Historically, the trail would trace the routes that the prospectors followed to reach the Klondike during the 1898 Gold Rush and from there to the Alaskan interior for subsequent gold rushes in the early years of the 1900s.

When you see these powerful dogs hard at work it’s head down and full speed ahead across the glistening snow-covered plains of Alaska flanked with tall evergreen trees. You realise they are doing what they love – you can literally feel it!

You also know that these sled dogs are following their instincts to pull heavy loads over long distances. Starting their training as puppies and developing simple skills, by the time they’re youngsters they will be able to run with the more mature dogs to develop their social skills and learn commands from their musher.

What is a Musher and what do they do?

Derived from the French word marche, which translates as march, the word “mush” is the term given to the person who controls the dog sled team.

Sometimes these mushers can be seen running alongside their dogs at various points during a sled race and this is often when there’s another musher on hand to command the sled team.

According to sources like National Geographic, the most popular sled dog breed is the Alaskan husky known as a “mutt” breed especially renowned for its strength and stamina. This is contrary to the general belief that the Siberian husky or Alaskan malamute also common breeds associated with sledding. These powerful sled dogs weigh between thirty-five to sixty pounds, and they can pull twice their body weight or more. Mushers choose their dogs carefully as they have to be integrated into an existing team.

Other members of the Team

Each team of sled dogs is divided into rows which are defined by their different tasks. The dogs are harnessed together in two parallel rows, the lead dog on the front setting the pace for the rest of the team. Every dog is identified by his position in the row and assumes an important role in the overall team.

The lead dog has been hand-picked for its keen sense of smell and superior intelligence as he spearheads the rest of the team. The swing dogs are behind him. They guide the team through turns and help to steer the team dogs, these are the dogs that make up the largest part of the pack and are positioned in the center because of their power and strength.

The heel dogs are positioned directly in front of the musher and these dogs are the strongest of the pack as well as the calmest in stressful situations.
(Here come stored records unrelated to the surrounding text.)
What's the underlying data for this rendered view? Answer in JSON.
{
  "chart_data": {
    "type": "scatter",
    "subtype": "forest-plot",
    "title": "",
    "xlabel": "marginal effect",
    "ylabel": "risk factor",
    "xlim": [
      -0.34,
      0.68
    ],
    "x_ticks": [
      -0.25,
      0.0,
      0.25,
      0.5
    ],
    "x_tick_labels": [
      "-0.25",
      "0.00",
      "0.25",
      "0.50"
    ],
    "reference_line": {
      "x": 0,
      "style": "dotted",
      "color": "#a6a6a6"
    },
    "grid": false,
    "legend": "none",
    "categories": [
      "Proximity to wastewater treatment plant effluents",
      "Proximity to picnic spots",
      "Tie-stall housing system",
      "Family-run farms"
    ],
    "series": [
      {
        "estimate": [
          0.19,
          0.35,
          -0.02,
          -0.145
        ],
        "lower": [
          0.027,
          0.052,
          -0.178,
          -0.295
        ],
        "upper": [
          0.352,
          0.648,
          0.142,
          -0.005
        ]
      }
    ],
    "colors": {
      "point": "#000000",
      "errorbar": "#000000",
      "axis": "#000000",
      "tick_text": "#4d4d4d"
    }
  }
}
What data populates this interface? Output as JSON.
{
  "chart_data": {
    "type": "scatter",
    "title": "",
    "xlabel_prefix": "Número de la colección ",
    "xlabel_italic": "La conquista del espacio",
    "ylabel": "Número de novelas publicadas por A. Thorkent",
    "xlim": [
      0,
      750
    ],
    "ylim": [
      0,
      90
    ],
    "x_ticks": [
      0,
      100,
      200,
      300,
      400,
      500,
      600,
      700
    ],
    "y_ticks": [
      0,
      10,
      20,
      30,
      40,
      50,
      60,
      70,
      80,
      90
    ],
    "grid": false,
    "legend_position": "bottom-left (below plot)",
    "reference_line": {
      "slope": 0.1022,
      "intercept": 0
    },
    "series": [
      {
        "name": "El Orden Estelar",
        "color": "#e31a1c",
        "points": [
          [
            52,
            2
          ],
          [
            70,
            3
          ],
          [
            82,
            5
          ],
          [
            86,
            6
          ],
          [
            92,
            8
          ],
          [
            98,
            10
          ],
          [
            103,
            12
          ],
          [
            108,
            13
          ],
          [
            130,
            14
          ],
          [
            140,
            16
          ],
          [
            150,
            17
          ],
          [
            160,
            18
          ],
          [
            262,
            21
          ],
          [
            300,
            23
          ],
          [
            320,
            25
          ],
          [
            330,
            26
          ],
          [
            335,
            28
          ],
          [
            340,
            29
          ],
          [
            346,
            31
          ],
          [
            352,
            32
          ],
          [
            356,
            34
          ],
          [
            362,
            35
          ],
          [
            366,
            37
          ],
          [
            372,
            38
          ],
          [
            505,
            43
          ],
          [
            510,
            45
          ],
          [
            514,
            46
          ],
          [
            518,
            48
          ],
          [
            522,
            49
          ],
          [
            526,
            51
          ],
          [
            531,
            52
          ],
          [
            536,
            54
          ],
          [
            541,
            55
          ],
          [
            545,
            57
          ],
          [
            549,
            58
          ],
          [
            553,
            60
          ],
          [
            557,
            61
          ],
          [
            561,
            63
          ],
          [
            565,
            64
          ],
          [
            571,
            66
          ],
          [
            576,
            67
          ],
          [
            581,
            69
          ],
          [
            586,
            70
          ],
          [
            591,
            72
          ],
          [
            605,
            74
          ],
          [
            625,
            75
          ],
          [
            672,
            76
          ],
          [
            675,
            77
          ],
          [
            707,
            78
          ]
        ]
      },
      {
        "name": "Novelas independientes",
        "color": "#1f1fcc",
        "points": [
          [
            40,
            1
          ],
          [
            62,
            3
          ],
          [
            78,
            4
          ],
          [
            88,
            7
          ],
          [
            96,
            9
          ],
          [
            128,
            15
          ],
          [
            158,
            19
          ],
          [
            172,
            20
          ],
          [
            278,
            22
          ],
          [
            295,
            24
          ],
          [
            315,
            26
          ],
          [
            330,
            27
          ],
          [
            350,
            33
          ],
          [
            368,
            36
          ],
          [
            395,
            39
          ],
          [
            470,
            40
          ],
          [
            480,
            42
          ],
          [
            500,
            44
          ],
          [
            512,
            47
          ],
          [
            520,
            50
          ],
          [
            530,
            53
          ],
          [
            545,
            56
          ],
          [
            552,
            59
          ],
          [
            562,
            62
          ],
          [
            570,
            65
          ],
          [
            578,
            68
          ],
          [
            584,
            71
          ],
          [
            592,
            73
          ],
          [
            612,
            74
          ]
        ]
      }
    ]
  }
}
The heel dogs are also the smoothest runners and tend not to tip over the sled on tight turns.

At the two million acre Denali National Park & Reserve in Alaska, a kennel of around 40 dogs help protect and manage the park’s two million acres of protected wilderness. Vehicles have been banned from this area

These incredible dogs form a team that transport staffers into remote areas of wilderness that can’t be accessed by motorised vehicles, to deliver supplies besides performing other tasks.

These sled dogs are really well cared for and live in state-of-the-art kennels which allow visitors. So, if you find yourself traveling to North Alaska, make sure you find time to drop in and give them a visit.